De Huit et demi (Fellini) à La nuit américaine (Truffaut) en passant par Stardust Memories (Allen), Passion (Godard), Alexandrie… pourquoi? (Chahine), Au travers des oliviers (Kiarostami), Sex is comedy (Breillat), Quinze jours ailleurs (Minnelli) ou Identification d’une femme (Antonioni), le film dans le film est une valeur au long cours du 7e art. Sur le mode tendre et doucement mélancolique, Arnaud Viard s’inscrit dans cette remarquable filiation. A son tour, il raconte, par le menu, les doutes persistants et les dépressions insidieuses mais aussi les espoirs enthousiasmants du cinéaste confronté à une entreprise compliquée: obtenir les moyens de mener à bien ce qui reste toujours un rêve.
Mais le cinéma est une chose et la vie en est une autre. Même si, autrefois, une pub claironnait: « Quand on aime la vie, on va au cinéma ». Alors, dans sa mise en abîme, Viard cultive un art poétique où il est aussi question de négocier un découvert chez son banquier, d’obtenir des délais aux impôts ou enfin de donner son sperme pour permettre à la lumineuse Chloé de connaître, à la quarantaine, le bonheur de la maternité. Faire naître un enfant, faire naître un film, raconter dans un film achevé, le film en train de se monter…
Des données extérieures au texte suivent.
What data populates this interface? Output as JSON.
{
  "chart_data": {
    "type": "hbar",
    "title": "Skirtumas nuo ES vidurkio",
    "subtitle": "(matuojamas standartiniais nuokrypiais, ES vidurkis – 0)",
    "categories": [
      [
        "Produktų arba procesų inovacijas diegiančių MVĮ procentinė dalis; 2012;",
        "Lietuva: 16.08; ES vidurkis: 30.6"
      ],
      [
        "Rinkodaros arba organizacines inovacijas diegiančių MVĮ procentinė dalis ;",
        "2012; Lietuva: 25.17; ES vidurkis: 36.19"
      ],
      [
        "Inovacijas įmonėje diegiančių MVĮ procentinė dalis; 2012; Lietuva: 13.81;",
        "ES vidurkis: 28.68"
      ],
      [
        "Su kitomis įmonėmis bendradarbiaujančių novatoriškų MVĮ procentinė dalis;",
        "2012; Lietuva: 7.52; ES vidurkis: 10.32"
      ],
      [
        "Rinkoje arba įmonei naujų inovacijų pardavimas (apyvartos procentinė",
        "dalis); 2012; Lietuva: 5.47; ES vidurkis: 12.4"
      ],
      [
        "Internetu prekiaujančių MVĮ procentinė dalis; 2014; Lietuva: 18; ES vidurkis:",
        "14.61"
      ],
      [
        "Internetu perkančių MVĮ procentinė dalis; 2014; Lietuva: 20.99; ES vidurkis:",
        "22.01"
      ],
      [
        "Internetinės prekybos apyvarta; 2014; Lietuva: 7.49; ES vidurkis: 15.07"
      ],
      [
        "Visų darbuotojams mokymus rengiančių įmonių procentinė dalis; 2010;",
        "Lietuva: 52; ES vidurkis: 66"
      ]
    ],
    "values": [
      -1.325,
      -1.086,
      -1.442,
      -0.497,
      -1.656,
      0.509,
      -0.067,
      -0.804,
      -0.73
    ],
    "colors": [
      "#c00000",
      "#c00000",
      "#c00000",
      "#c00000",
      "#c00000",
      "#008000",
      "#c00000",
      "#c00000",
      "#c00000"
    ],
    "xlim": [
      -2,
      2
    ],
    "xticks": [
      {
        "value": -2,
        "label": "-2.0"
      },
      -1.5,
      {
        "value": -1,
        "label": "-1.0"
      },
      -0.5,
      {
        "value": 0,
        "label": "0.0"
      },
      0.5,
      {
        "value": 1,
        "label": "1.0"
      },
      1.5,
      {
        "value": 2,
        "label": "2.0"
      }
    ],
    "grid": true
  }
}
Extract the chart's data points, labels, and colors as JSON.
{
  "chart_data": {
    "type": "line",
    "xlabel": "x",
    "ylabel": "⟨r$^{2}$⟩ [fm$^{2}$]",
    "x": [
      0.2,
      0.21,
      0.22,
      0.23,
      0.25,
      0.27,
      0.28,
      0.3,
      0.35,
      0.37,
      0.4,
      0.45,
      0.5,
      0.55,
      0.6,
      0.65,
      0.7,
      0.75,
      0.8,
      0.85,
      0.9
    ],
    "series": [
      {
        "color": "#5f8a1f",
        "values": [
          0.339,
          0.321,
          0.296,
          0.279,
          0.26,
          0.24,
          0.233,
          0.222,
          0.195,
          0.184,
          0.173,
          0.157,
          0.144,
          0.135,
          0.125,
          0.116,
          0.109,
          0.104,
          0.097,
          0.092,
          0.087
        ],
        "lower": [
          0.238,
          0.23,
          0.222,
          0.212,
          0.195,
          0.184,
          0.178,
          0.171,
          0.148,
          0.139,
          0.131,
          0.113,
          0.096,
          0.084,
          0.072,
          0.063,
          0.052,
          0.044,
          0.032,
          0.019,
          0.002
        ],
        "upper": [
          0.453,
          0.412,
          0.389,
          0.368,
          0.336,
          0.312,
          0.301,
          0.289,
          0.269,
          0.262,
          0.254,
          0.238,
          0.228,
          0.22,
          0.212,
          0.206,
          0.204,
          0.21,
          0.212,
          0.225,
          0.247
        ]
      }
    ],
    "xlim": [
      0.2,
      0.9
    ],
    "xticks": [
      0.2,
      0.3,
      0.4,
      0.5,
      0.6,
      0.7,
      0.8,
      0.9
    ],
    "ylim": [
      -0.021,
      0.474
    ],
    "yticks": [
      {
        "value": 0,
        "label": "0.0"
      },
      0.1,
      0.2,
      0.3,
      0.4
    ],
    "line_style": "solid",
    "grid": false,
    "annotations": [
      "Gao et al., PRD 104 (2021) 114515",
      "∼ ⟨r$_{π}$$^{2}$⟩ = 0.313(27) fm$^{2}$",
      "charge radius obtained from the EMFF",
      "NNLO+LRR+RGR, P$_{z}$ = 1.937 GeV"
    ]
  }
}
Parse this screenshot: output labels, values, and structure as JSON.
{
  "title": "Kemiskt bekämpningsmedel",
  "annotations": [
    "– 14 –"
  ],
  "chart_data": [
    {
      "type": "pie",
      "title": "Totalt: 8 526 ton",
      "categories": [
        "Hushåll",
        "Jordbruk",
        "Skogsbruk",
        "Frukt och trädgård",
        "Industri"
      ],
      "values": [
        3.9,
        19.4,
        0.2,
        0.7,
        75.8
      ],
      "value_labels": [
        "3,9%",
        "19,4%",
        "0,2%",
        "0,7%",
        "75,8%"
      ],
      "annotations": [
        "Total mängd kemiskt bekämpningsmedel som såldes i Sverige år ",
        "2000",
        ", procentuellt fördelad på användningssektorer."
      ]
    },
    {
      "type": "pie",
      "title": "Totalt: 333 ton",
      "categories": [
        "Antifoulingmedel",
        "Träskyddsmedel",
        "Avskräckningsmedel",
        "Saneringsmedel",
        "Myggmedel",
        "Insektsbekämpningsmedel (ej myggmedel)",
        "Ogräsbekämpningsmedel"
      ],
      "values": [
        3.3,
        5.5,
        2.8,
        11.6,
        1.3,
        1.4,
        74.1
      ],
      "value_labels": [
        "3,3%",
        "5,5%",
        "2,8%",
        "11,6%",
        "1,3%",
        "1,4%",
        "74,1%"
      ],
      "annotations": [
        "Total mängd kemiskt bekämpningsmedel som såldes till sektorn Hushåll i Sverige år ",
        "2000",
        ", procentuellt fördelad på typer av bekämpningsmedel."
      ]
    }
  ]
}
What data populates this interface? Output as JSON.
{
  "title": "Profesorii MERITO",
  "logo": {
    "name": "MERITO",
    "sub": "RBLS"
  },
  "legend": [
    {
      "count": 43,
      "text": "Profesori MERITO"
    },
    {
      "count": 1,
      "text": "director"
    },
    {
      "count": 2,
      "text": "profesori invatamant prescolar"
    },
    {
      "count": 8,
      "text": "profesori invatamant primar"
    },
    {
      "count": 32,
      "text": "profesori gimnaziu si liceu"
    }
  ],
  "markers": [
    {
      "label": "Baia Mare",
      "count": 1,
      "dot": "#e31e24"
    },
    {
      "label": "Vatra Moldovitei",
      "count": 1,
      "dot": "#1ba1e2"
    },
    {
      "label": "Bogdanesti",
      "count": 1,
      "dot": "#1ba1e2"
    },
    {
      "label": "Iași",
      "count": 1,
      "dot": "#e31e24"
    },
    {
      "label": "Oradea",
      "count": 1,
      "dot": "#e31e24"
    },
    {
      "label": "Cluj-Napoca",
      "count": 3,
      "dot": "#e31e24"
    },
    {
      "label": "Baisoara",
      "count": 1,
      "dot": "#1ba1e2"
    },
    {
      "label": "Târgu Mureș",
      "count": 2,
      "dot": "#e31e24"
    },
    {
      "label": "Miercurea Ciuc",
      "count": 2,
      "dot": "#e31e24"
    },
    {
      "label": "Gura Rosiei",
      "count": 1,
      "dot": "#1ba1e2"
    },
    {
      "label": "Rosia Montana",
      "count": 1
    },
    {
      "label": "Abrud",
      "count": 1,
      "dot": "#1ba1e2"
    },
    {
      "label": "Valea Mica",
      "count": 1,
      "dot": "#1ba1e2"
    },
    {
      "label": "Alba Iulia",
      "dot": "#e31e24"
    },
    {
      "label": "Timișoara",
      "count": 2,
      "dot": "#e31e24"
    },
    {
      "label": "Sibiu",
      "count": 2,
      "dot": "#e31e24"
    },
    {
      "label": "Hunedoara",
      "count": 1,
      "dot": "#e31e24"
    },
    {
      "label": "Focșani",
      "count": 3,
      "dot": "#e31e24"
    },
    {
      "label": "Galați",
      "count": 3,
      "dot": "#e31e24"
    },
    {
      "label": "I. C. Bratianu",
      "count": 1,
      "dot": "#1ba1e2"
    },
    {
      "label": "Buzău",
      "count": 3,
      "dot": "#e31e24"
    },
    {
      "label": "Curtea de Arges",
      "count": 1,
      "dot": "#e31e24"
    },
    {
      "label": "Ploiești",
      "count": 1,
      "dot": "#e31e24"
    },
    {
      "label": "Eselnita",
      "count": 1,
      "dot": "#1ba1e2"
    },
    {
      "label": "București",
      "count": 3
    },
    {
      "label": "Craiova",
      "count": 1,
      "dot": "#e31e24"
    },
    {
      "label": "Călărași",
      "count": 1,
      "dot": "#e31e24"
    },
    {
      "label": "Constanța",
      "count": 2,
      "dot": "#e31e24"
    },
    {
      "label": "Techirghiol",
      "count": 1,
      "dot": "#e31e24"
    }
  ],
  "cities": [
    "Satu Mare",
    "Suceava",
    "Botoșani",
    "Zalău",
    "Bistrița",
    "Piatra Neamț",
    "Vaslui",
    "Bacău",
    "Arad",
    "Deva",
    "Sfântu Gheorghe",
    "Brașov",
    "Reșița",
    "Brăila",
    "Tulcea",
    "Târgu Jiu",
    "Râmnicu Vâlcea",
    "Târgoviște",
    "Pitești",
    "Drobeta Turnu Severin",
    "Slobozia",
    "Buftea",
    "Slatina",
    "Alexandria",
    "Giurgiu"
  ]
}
Sous ses dehors de plaisant ovni du cinéma français, Arnaud fait son 2e film est pourtant plus profond qu’il n’y paraît. Bien sûr, on sourit des séances chez le psy (dans le noir de la salle, un spectateur a protesté lorsqu’il fut question d’un interminable étron qualifié par le praticien de « C’est une oeuvre ») mais le cinéaste réussit un joli numéro d’équilibriste entre ses souvenirs familiaux (le voyage à Dijon pour retrouver sa mère gravement malade incarnée par Nadine Alari) et une mise en boîte assez vacharde du petit monde du cinéma. Le producteur Christophe Rossignon, qui joue un rôle de… producteur, endosse ce personnage qui dit non au pitch (nourri des soucis d’Arnaud) de To bande or not to bande avant de, plus tard, dire oui s’il promet un happy-end.
Arnaud fait son 2e film s’installe aussi durablement au cours Florent. Après y avoir été élève, Viard y est professeur dans une classe de cinéma. Et il donne à ses étudiants le goût de Truffaut. Pas le jardinier, le cinéaste. L’hommage au Dernier métro est émouvant tout comme les scènes d’improvisation sont drolatiques. Et puis il y a la belle et jeune Gabrielle qui avoue qu’elle est là parce qu’elle veut « être connue ». Un véritable aveu mais qui traduit bien cette réalité contemporaine de la notoriété. Gabrielle passera dans le lit d’Arnaud mais préférera jouer La mouette de Tchekov au théâtre plutôt que le second film d’Arnaud…
Heureusement pour le spectateur, il aura quand même le plaisir de découvrir, avec cette Gabrielle, la talentueuse Louise Coldefy à laquelle Viard, lui-même personnage attendrissant et fragile, offre un marchepied qu’elle saura certainement saisir. Si Frédérique Bel fait une amusante apparition en accro du sexe qui sort couverte, on retrouve avec bonheur la resplendissante Irène Jacob. Trop rare sur les écrans (on l’a vue rapidement dans le récent L’art de la fugue) Irène Jacob n’a rien perdu de l’éclat irradiant qui faisait la grâce de La double vie de Véronique ou de Rouge. Arnaud Viard en fait la femme aimée dans une oeuvre qui, si elle n’est pas militante, dit pourtant bien des choses sur un certain mal-être du cinéma français. « On fait des films, disait Michael Cimino, pour la même raison que l’on entreprend des voyages ». Prenez un ticket pour voyager dans le cinéma d’Arnaud Viard!
ARNAUD FAIT SON 2e FILM Comédie dramatique (France – 1h20) de et avec Arnaud Viard et Irène Jacob, Louise Coldefy, Nadine Alari, Frédérique Bel, Gilles Gaston-Dreyfus, Chris Esquerre, Christophe Rossignon, Léa Simoncini, Mathieu Nina. Dans les salles le 1er avril.